Amados seres, sobre todo el planeta hasta las Octavas de
Luz, existen los grandes estratos compuestos de todo el mal
uso de la energía de vida, consciente o inconscientemente
cargados de discordia. Al final de una edad y una Era, estas
tremendas mareas fluyen hacia y se manifiestan a través
de individuos débiles quienes tienen apetitos o simpatía
de vibración con tal expresión discordante. Ese es el por
qué se hace la afirmación: “siempre hay oscuridad antes
del amanecer”. Esto es cierto en el amanecer de un ciclo
mundial además en el curso de su período de veinticuatro
horas a través de sus pruebas personales, tentaciones, superando obstáculos y la victoria.

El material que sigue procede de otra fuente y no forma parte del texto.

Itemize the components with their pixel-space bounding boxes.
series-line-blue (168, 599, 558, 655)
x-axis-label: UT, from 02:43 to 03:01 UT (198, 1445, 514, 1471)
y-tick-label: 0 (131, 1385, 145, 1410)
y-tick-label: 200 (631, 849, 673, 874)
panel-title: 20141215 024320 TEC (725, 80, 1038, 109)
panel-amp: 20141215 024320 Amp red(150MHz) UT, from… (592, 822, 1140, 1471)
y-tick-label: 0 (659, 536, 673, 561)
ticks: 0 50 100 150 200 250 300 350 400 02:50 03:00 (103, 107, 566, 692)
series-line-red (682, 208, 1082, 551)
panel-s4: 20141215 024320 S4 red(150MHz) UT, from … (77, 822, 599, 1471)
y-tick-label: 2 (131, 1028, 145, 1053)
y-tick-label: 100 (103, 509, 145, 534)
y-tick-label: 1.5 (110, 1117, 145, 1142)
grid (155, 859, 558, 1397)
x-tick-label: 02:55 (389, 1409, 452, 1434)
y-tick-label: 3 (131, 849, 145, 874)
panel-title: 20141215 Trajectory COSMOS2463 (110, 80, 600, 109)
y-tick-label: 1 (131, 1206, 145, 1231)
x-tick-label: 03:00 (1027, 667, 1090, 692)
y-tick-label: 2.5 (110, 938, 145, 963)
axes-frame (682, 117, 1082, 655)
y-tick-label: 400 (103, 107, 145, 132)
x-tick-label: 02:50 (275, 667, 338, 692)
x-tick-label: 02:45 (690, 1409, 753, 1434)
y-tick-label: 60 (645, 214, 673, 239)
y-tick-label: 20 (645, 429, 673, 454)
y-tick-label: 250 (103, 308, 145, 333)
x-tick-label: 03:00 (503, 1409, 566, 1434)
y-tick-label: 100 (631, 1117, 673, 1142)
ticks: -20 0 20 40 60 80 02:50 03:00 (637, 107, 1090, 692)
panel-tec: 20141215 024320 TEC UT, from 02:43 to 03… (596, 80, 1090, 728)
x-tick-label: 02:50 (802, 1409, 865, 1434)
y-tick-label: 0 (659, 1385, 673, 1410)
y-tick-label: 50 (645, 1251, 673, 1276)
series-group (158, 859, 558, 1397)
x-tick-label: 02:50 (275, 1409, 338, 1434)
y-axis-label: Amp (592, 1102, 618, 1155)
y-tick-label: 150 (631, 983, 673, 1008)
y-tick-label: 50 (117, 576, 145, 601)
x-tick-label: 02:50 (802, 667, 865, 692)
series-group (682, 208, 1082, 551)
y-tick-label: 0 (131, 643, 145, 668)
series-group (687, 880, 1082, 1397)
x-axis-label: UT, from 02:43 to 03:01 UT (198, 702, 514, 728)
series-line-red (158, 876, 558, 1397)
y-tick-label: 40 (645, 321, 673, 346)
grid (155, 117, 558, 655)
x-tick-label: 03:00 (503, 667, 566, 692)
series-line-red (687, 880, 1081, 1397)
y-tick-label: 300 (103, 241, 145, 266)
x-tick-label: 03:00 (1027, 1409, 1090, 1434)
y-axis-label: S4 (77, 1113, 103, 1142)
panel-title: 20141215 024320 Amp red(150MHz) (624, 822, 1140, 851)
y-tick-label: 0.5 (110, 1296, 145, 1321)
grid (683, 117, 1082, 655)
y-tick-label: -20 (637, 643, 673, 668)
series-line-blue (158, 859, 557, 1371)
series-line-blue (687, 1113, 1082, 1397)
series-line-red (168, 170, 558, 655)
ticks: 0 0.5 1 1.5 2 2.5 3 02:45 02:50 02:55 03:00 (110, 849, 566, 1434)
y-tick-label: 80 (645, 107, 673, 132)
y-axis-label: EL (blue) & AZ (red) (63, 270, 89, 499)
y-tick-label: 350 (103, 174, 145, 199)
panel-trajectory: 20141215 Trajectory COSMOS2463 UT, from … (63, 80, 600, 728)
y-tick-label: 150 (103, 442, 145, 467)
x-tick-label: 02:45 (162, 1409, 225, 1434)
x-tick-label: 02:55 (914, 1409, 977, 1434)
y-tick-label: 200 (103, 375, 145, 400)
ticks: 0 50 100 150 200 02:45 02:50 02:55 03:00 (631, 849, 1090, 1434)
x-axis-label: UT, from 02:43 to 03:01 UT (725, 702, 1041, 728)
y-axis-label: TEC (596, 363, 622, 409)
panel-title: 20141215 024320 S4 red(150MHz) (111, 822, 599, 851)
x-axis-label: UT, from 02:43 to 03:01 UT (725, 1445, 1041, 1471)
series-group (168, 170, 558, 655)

Nosotros tenemos una nueva oportunidad, Ustedes y
yo, de invocar la remoción de estos rayos de energía inteligente
concentrada antes que puedan encontrar por más
tiempo la exteriorización a través de cualquier miembro de
la raza humana, dado el privilegio de la encarnación aquí
para un propósito – y un propósito únicamente – producir
más del Plan Divino de Dios y no profanar la Tierra con
planes de guerra, bombas y todo tipo de actividad nefasta
y destructiva. Uno investido como Sacerdote o Sacerdotisa
de la Orden de Zadquiel, invocando los poderes de la Luz
hacia dentro, a través y alrededor de tales condiciones –
audible si está solo, silenciosamente si está en compañía
– traerá toda la Hueste del Cielo y principalmente a los
Seres en el Séptimo Rayo hacia la atmósfera para remover
esas condiciones y reemplazarlas por la Perfección de los
Reino Superiores.
No es suficiente, amados seres, mirar hacia un Cielo
con el “dulce adios, y hasta luego” o adorar aún la Victoria
de Nuestro Amado Jesús, aparte de su propria manifestación
de victoria aquí donde moran ustedes ahora. Es el
requerimiento de la hora atraer esa gloria y perfección que
el Cristo Resucitado manifestó como un ejemplo para todas
las generaciones que le han seguido y dejar salir la Radiación
del Cielo que fue el borde de Su vestidura.